Des cités point trop grandes, pénétrées des influences de leur mer ou de leurs collines et de leurs oliviers, où l’homme, tout enveloppé par la nature, tenu et soutenu par les plus fortes idées collectives, animé d’une foi religieuse et d’une foi civique, cultivé, affiné par des disciplines anciennes, est capable de l’art profond, essentiel, qui puise à la nature, pour en styliser, ordonner à sa fantaisie les images, en couvrir les monumens que l’effort et la volonté de tous élèvent à la gloire de la religion et de la patrie.
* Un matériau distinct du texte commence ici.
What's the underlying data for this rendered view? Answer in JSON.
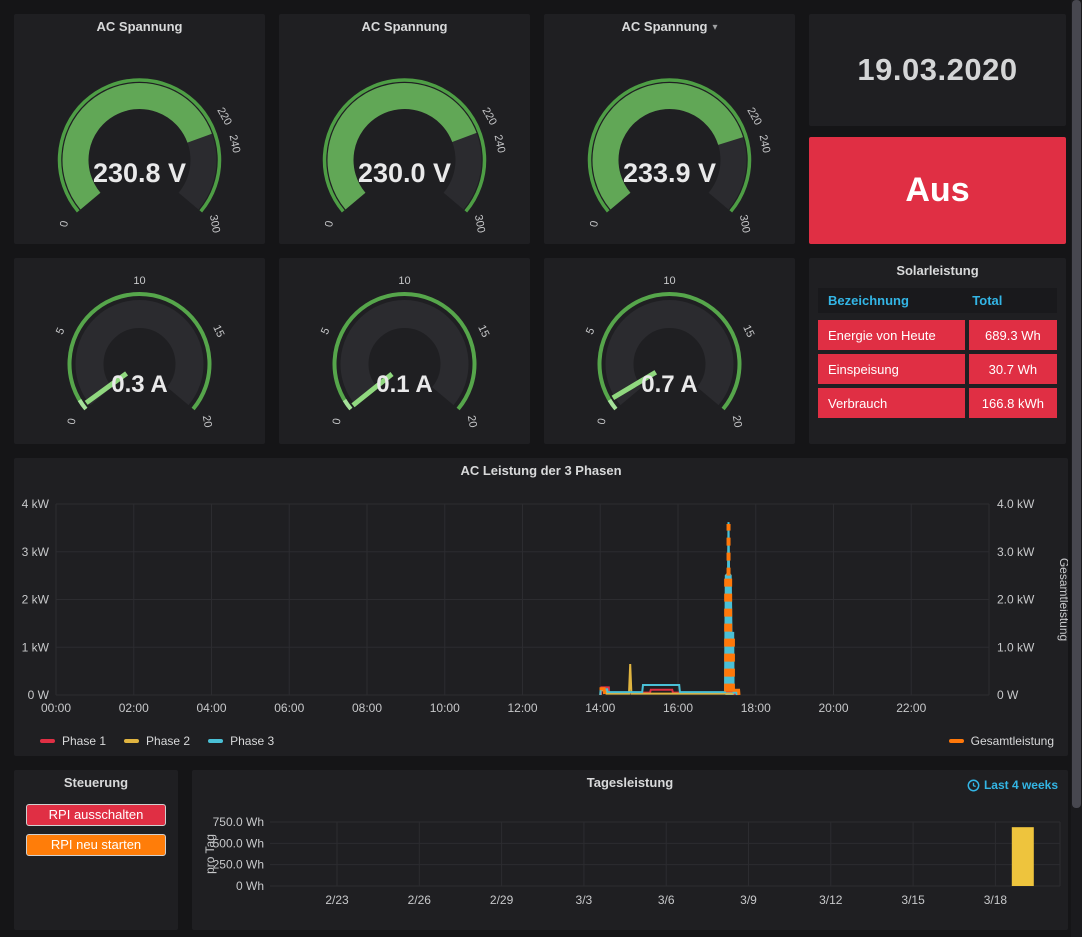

En de telles cités, les âmes comme les corps atteignent des formes parfaites, aussi stables que nettes et vigoureuses, — perfections attestées par l’histoire de ces communautés-là, par la constance, l’énergie et l’originalité de leur rêve national, par la grandeur, la fervente et spirituelle beauté de leurs œuvres, — plus directement encore, par tant de peintures et statues religieuses, tant de dalles mortuaires où les figures que modelèrent les hautes et rigoureuses disciplines de ces époques, s’éternisent en simples, sérieuses et sereines effigies. Les voici, les figures favorites de Ruskin, celles qu’il invite les modernes à étudier et scruter aux tombeaux des doges et des capitaines de Venise, aux fresques de Giotto et de Simone Memmi, s’ils veulent connaître les types du vouloir intense, de la conscience stricte, du christianisme vivant, de la souveraine beauté ; figures de citoyens, de chevaliers, de moines, de princes et chefs véritables, figures d’un Dandolo, d’un Dante, d’un François d’Assise, d’un saint Louis[1], — celle-ci mince et claire comme une

  1. Par Giotto, à Santa Croce de Florence.